Another illustration: A 92-year-old patient needs a refrigerated medication, but the fridge is far away, up and down stairs, in a different corridor. Rather than moving the patient, the health-care providers copied the patient barcode and now bring that to the refrigerator. They do this for multiple patients at once, maximizing their efficiency but potentially endangering those they’re treating.

“If you go into a med supply room, you’ll see a forest of yellow stickies with everybody’s work-related passwords, because people need to get their work done and they don’t like being hassled by rules that don’t make sense to them,” Koppel said. “Workarounds are almost always indications of an inefficient system, not a lazy provider.”

In the past few years, Koppel has become something of an expert on this topic, publishing upward of 20 papers on cyber- and password security, speaking at National Security Agency conferences and working directly with the Office of the National Coordinator for Health Information Technology.

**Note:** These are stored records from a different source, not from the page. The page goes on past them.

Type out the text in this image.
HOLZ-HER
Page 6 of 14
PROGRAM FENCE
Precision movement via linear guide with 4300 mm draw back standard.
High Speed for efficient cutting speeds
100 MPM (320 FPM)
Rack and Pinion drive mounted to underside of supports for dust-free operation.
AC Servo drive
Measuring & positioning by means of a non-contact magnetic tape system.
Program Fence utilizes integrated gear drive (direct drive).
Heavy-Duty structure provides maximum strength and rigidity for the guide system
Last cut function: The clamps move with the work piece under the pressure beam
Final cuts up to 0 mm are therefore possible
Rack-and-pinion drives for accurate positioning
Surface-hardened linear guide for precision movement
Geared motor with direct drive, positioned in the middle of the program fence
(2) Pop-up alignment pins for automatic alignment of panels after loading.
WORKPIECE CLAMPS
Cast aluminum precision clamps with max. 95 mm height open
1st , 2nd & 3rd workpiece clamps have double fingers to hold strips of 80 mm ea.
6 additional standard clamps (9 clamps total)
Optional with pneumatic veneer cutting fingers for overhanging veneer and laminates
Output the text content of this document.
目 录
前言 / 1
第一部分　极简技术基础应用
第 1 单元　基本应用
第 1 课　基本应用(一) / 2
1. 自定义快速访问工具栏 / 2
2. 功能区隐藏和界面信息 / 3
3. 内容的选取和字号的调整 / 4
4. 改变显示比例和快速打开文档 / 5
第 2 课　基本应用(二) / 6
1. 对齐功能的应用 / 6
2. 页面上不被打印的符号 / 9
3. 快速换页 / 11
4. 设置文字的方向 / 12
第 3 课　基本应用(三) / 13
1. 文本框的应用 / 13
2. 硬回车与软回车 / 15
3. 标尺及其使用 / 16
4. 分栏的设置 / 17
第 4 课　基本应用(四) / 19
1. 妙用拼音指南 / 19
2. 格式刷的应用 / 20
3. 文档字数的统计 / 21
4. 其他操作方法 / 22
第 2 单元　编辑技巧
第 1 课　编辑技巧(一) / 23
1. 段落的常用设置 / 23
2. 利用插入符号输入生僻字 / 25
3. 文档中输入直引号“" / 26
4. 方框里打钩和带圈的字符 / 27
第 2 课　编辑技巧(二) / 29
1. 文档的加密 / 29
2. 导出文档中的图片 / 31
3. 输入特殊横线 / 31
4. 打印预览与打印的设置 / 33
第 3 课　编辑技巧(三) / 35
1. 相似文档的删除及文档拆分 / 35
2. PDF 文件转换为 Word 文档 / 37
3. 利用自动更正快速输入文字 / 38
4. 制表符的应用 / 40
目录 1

Most recently, he submitted for publication a paper about the plethora of logbooks and journals touted as password notebooks, “the exact opposite of what we recommend,” he said. He’s working with the National Health Service in Great Britain to implement software that allows providers to report problems with EHRs in real time, and he’s helping to build a program that makes data about opioid and benzodiazepine prescriptions in the United States more visually accessible.

The ultimate aim with all this research, he said, is to create technology that’s usable and safe in the health-care setting.

“I’m an enthusiastic supporter of this of technology,” Koppel said, “but a lot of the products need serious improvement.”